Sony OLED reference montitors

OLED reference kit shows almost perfect colour reproduction

We’re used to seeing high-end TVs costing several thousand pounds, but it’s not often we get to take a look at the reference monitors used to produce the films and TV programs we watch at home. When Sony showed off its TriMaster BVM-E250 reference monitor to us on a recent trip to Tokyo, we were rightly blown away by its image quality.

Unlike a TV, which processes the image before displaying it on-screen, a reference monitor displays exactly what data is recorded in the input image. Sony’s latest models use OLED, rather than the CRT and LED sets previously used by the television industry, for more accurate colour and black levels than ever before.

A CRT monitor can accurately display black levels at 0.01 cd/m2, but because of their environmental impact, Sony replaced them with LCD models.

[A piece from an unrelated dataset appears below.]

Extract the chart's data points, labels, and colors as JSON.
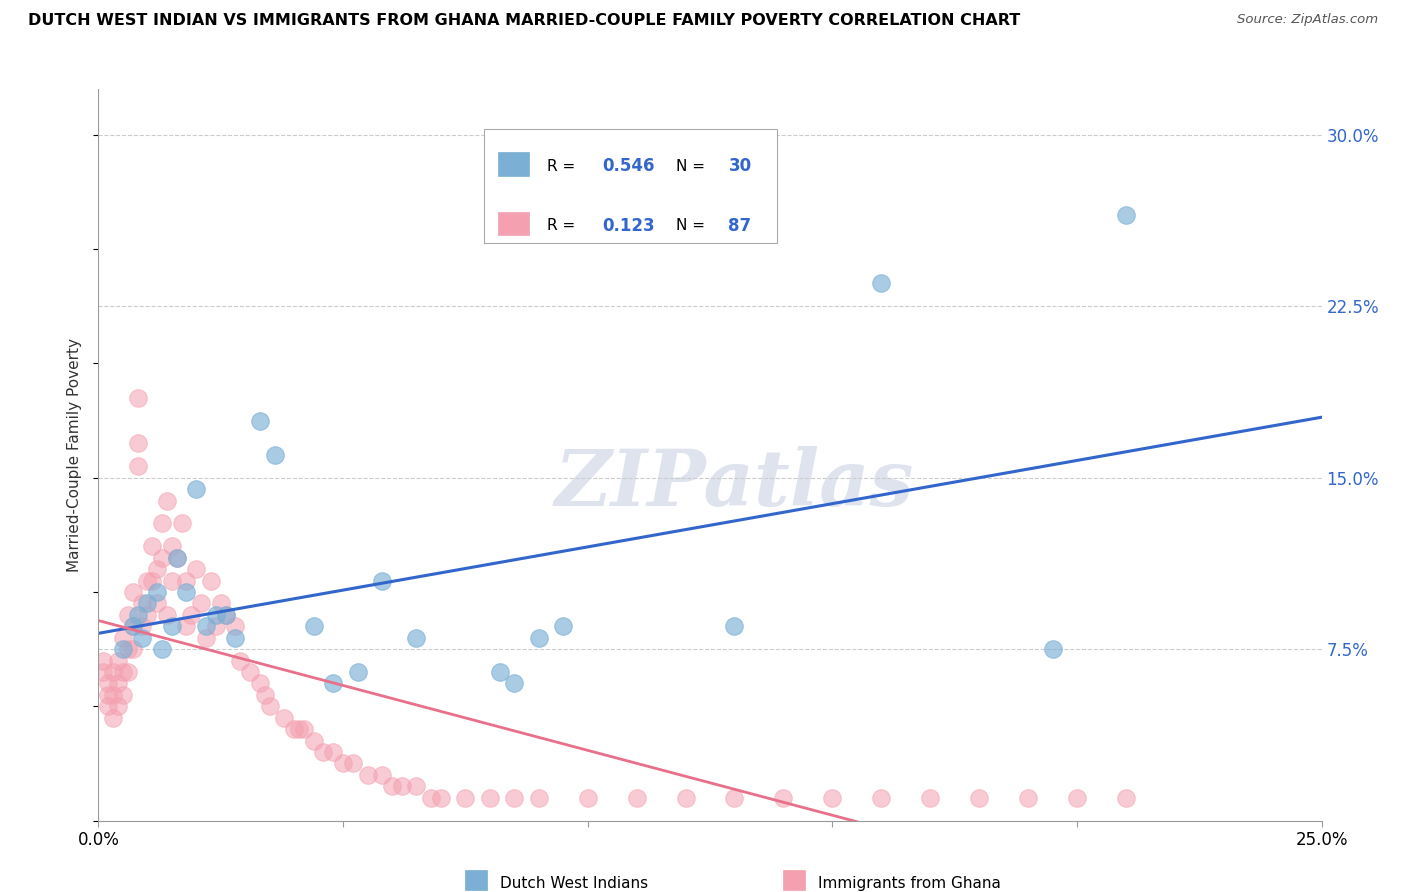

These could only display accurate blacks at 0.10 cd/m2, significantly less than a CRT, so an alternative was required. Enter the OLED, capable of accurate blacks with zero additional light output (0.00 cd/m2) and colour accuracy regardless of luminance.

In a direct comparison, CRT looked a lot better than LCD, but we were amazed at how the OLED panel looked. With the lights off, the screen looked completely black, with no indication of where the screen began and the bezel ended.

The display automatically adjusts its colour output to account for decay in any of the three primary colours, and has an average lifespan of around 30,000 hours. This is significantly higher than the 20,000-25,000 hours of the average CRT monitor, which is significantly more power hungry than OLED.

If this all sounds too good to be true, it is – a 25in screen will cost upwards of £25,000 – these are strictly for professionals right now, but they give us a good insight into what Sony is working on for the future. In a few years time, we can expect some of the technology seen here to filter down into consumer products that should be a little more affordable.